Underrated does not quite cut it for some players. Regardless of the successes of this team and their individual influence, some players are forgotten or overlooked. It often is midfielders who operate primarily in the defensive and middle thirds, the unglamorous role of breaking up the opposition and releasing their more talented teammates to work their magic.
One such player is Blaise Matuidi. As he turns 30, the Frenchman continues to be misjudged in Paris Saint-Germain’s glittering line-up, with starlet Adrien Rabiot, sensation Marco Verratti and Angel di Maria all enjoying the limelight. The excellent Julian Draxler, goal machine Edinson Cavani and their other forwards all get the understandable attention for game-winning moments, too.
Matuidi, who has started every single Champions League match this season despite starting only 19 Ligue 1 games, has been a long-time reliable performer in the French capital. Regularly appearing in the European Championship for France last summer as well, he features in the French squad despite remarkable depth in the midfield positions including N’Golo Kante and Paul Pogba.
His energy may be about to decline as his supposed peak years come to an end, but Matuidi has the experience and nous to compensate. He passes within his limits, which is perfect for a deep midfielder in a team filled with talent. His pass completion regularly registers above 90% with the vast majority of those, short, sharp simple balls in the middle third.
Far from the creator from deep that Rabiot can be or the feisty dribbler like Verratti, Matuidi knows his role and plays it superbly. It is, as the cliché goes, an example of doing the basics exceptionally well and relying on other players to do the flamboyant parts of the game. As his box-to-box engine begins to decline, Matuidi can slot into a number six role, reading the game and breaking up play before setting up his team to attack.
As Paris dominate possession in Ligue 1, Matuidi intercepts less frequently. His tackle rate is a lot lower at 1.7 per game, too, but this leapt up to well over 2.5 in the European Championship and Champions League.

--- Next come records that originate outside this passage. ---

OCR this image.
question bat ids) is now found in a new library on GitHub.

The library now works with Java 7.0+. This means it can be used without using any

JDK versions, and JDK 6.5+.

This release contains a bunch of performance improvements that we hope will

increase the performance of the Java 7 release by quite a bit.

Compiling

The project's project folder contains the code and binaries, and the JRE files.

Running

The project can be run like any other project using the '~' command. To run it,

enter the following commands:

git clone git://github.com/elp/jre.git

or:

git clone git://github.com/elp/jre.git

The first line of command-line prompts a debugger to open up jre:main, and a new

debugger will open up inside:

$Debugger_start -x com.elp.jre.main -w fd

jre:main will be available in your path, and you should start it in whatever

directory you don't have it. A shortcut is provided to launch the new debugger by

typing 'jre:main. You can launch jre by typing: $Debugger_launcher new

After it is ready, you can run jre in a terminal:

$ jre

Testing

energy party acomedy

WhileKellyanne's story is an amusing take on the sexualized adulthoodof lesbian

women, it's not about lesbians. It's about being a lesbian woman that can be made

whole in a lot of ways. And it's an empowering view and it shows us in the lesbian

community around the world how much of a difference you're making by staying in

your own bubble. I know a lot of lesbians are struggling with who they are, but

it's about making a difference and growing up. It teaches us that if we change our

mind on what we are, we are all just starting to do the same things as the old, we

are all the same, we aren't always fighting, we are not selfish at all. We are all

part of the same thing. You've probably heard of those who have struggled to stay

Over the last few years, a move to the Premier League has been touted with regularity, but it has never happened. The Frenchman would fulfil a similar role to that box-to-box player with a defensive bent for any one of the top six sides, but you get the feeling that there are two in particular who could do with the services he provides.
In a Jose Mourinho midfield at Manchester United, you can see Ander Herrera bringing the busy-body harassing, Paul Pogba bringing the flair and the passing range, and Matuidi bringing the brawn and the running, and perhaps more of a sitting role in his later years.
Recently, France legend and one-time Birmingham City striker Christophe Dugarry told French radio station RMC (via Le 10 Sport) that he sees Matuidi at Arsenal, as a player who can bring an intensity to Arsenal’s game and get rid of the ‘clowning around’ they do in the middle of the park.
It’s hard to disagree with Dugarry’s thoughts. Arsenal’s midfield has been a problem position for years, and someone of Matuidi’s intensity certainly would be a welcome change, and would bring a powerhouse of the role to the Emirates for the very first time, with Patrick Vieira having left the club before the move to the new stadium.
Sitting at the base of their midfield ready to cover ground to retrieve the ball when a counter-attack is bubbling, he could be a vital asset for any side in the league, whether from the bench or as a regular starter.
He may not come cheap, and his age could be a concern for a player whose intensity is so crucial, but his experience in France and of the Champions League would add a great deal to any squad – and there are at least two in the Premier League crying out for it.